X_train, X_test, Y_train, Y_test = train_test_split(X,Y,
                                test_size=0.25,
                                random_state=0)

### Scaling 1: Normalization

In [15]:
from sklearn.preprocessing import MinMaxScaler

norm = MinMaxScaler().fit(X_train)

X_train_norm = norm.transform(X_train)

X_test_norm = norm.transform(X_test)


##  Train a loistic regression model (normal scaling)

In [16]:
from sklearn.linear_model import LogisticRegression

logreg = LogisticRegression(random_state= 0)

logreg.fit(X_train_norm, Y_train)

LogisticRegression(random_state=0)

## Evaluate model performance (normal scaling)


In [17]:
from sklearn.metrics import confusion_matrix, accuracy_score

#predict
Y_pred = logreg.predict(X_test_norm)

print(confusion_matrix(Y_test, Y_pred))

print(accuracy_score(Y_test, Y_pred))


[[70 12]
 [14 77]]
0.8497109826589595


### Scaling 2: Standardization

In [21]:
from sklearn.preprocessing import StandardScaler

sc = StandardScaler().fit(X_train)

X_train_std = sc.transform(X_train)

X_test_std = sc.transform(X_test)

##  Train a loistic regression model (standard scaling)


In [22]:
from sklearn.linear_model import LogisticRegression

logreg = LogisticRegression(random_state= 0)
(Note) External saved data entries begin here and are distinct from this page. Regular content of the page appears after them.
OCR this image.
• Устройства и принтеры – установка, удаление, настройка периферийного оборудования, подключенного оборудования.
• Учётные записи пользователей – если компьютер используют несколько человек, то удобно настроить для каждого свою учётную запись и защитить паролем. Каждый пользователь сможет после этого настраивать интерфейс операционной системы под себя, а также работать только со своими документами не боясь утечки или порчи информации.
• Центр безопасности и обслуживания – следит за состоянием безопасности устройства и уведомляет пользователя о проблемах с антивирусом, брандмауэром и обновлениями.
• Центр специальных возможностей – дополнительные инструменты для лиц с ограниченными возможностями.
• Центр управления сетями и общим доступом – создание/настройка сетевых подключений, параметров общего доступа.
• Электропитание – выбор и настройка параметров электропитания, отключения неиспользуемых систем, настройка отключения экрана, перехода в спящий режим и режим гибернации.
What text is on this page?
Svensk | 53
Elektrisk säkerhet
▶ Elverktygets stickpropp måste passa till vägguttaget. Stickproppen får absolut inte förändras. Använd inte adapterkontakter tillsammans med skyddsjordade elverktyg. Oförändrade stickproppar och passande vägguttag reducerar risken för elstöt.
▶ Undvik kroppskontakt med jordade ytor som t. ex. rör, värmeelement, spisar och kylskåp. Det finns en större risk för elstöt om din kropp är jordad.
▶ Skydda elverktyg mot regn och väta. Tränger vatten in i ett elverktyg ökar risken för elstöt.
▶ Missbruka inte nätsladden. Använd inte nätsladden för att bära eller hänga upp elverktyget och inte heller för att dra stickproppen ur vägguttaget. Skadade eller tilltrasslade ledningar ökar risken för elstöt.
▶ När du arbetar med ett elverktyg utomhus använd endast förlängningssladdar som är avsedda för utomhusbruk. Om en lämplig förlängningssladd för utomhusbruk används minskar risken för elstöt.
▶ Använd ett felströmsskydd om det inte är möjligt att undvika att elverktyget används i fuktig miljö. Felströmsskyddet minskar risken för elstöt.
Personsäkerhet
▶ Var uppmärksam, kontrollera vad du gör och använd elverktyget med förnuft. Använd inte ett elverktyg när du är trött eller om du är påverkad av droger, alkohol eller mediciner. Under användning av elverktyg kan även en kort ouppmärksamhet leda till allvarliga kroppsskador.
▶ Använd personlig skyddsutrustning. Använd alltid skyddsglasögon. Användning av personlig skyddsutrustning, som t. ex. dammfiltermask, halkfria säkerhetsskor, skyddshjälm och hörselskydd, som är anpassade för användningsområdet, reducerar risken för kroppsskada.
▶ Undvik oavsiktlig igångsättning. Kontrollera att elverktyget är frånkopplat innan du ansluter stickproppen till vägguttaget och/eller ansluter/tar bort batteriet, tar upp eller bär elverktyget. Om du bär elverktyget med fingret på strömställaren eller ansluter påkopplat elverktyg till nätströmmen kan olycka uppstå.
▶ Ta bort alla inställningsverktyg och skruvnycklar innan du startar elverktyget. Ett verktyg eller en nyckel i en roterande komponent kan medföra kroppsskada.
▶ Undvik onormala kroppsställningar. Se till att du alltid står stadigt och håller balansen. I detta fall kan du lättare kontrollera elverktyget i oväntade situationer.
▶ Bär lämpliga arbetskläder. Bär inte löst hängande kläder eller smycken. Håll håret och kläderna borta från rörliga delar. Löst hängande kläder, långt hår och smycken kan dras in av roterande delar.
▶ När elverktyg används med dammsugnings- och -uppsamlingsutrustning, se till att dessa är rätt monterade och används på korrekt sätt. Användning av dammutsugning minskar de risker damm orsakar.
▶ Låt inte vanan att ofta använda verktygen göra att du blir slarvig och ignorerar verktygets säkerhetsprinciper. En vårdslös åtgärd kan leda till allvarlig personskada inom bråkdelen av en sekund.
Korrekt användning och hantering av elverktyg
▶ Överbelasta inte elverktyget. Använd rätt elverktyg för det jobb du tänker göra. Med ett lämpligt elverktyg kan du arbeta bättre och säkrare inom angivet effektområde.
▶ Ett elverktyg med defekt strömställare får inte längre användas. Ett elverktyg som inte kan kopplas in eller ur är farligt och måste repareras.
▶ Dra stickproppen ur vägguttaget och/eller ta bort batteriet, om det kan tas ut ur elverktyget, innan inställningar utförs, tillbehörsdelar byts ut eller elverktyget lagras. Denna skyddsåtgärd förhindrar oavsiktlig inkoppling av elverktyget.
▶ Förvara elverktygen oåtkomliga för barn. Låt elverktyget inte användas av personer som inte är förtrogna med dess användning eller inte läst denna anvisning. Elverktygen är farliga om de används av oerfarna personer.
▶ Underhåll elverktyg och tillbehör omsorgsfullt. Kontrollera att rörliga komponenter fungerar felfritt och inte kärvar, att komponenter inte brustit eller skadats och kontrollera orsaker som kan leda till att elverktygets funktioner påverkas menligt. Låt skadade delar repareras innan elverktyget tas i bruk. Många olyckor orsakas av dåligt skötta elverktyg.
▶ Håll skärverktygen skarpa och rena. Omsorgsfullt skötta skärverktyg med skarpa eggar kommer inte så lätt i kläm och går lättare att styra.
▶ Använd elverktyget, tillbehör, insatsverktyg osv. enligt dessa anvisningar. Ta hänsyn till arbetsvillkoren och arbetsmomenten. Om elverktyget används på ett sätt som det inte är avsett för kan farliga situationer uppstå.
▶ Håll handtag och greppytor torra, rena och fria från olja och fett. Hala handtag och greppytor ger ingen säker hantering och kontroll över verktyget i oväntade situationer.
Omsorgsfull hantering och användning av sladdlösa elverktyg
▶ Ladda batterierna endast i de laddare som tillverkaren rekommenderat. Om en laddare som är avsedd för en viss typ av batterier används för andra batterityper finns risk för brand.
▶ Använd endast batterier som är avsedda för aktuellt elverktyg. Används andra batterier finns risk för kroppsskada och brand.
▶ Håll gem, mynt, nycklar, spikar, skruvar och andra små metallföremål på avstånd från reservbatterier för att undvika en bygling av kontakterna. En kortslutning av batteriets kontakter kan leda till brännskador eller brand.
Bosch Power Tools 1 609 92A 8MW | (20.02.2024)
logreg.fit(X_train_std, Y_train)

LogisticRegression(random_state=0)

## Evaluate model performance (standard scaling)



In [25]:
from sklearn.metrics import confusion_matrix, accuracy_score

#predict
Y_pred_std = logreg.predict(X_test_std)

print(confusion_matrix(Y_test, Y_pred_std))

print(accuracy_score(Y_test, Y_pred_std))


[[67 15]
 [10 81]]
0.8554913294797688


## Discussion

A logistic model is built and tested through both normalization and standardization. The latter method shows a better accuracy.